Now, here is where, unfortunately, I am going to be a bit of an asshole and not really justify it. I spent a long time in the 3rd year room (a long time) and all I’m gonna say is this: I didn’t find the work lived up to previous years. Done. Maybe it’s to do with me being older (jaded), having a more specific taste (jaded) or it just being an off night for me(jaded); I don’t know, but I honestly felt that the level wasn’t the same as years I had seen before. Normally you’d find at least several stand-out displays, but this year I resorted to counting stand-out pieces. I didn’t get to use both hands. If you saw otherwise, please feel free to chew me out in the comment section.
3 meters and a set of stairs to the left and it was the BTech room. Without fail, this room/exhibition always manages to blow my mind in some way or another and this year Jono Rich, Matri Van Der Heever and Tyler Dolan’s displays all stood out. But it was Mike Van Heerden and Dain Knudson’s work that really stole the show. In the former’s case a “Hey man, anyone can get cool shit cut out of wood” argument could be made, but the overriding quality of his work was not the wood, but the design itself: clear, solid and never overstated; there wasn’t a piece I didn’t enjoy looking at. Dain Knudsen’s work was in a room of its own and deservedly so. I often think that graffiti is something in which you can hide inadequacies by looking busy. Appear complex by making something look complex. Dain’s work was a straight up middle finger to my thoughts. Along with several enormous and superbly executed aerosol pieces, there was a beautifully laid out area showcasing the process work for the art that lined the staircase walls in the walk up to exhibition areas.
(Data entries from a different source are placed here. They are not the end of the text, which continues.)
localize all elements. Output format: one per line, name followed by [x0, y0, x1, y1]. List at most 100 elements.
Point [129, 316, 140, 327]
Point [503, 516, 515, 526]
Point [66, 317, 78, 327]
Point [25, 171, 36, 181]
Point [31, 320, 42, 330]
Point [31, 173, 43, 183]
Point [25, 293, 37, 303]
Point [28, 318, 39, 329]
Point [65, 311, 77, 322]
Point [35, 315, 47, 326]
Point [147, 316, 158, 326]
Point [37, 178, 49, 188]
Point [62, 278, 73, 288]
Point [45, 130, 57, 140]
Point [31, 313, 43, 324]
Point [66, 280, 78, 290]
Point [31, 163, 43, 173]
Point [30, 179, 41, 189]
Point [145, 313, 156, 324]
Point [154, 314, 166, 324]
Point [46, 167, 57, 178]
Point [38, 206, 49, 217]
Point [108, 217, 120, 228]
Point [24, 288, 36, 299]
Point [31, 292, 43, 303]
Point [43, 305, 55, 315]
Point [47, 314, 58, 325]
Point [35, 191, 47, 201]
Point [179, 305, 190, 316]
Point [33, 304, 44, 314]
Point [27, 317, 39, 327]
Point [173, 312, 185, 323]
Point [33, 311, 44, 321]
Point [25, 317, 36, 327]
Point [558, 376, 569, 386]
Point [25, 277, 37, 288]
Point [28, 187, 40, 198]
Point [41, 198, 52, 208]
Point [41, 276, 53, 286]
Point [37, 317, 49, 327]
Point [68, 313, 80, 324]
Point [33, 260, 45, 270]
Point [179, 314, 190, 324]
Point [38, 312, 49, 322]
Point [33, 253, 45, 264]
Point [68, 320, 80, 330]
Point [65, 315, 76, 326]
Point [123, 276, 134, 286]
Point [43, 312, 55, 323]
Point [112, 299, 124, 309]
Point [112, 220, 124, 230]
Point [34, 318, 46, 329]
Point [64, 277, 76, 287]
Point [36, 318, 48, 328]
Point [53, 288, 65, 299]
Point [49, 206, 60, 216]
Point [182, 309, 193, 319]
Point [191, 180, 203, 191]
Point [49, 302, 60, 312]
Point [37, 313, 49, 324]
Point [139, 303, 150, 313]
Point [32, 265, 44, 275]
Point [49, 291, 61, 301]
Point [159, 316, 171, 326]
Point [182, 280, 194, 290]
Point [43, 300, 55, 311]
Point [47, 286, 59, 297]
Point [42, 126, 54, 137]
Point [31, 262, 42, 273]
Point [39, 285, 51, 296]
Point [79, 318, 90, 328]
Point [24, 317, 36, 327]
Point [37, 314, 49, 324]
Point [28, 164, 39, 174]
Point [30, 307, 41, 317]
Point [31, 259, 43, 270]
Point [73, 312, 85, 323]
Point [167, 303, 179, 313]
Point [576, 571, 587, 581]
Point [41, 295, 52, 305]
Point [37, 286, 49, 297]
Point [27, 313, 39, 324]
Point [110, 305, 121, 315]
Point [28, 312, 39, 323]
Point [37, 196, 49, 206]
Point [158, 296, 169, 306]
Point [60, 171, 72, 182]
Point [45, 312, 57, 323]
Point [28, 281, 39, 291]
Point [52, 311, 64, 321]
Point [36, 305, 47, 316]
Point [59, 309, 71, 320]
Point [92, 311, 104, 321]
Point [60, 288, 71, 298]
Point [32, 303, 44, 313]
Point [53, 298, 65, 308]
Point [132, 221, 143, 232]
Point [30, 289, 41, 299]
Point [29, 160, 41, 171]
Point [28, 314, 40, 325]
I love seeing how artists/designers get to their final point and Dain’s process work was as good as his finished products. His work was the highlight of my night.
The final part of the night did give him a good run for that honour though. I hadn’t seen Coals Of Juniper before and, nancy-sounding name aside, they really impressed. They are obviously 3 talented individuals, but it wasn’t the talent on their instruments that impressed me: the songwriting did. Constantly on the cusp of being a jam session, they always managed to bring the crowd back at the right time. Being experimental is one thing, songwriting is another, and Coals Of Juniper straddled that fine line to the point of perfection. Their set ran the gamut of soft and delicate to heavy and aggressive but the best part of the show, and a fitting end to an interesting night, was their final song: moms, dads, sons, daughters, staff and students (both past and present) and tag-a-longs like me, all bobbing their heads to a medley of Rage Against The Machine sounding riffs played under a tree in a 100 year old courtyard. Perfect.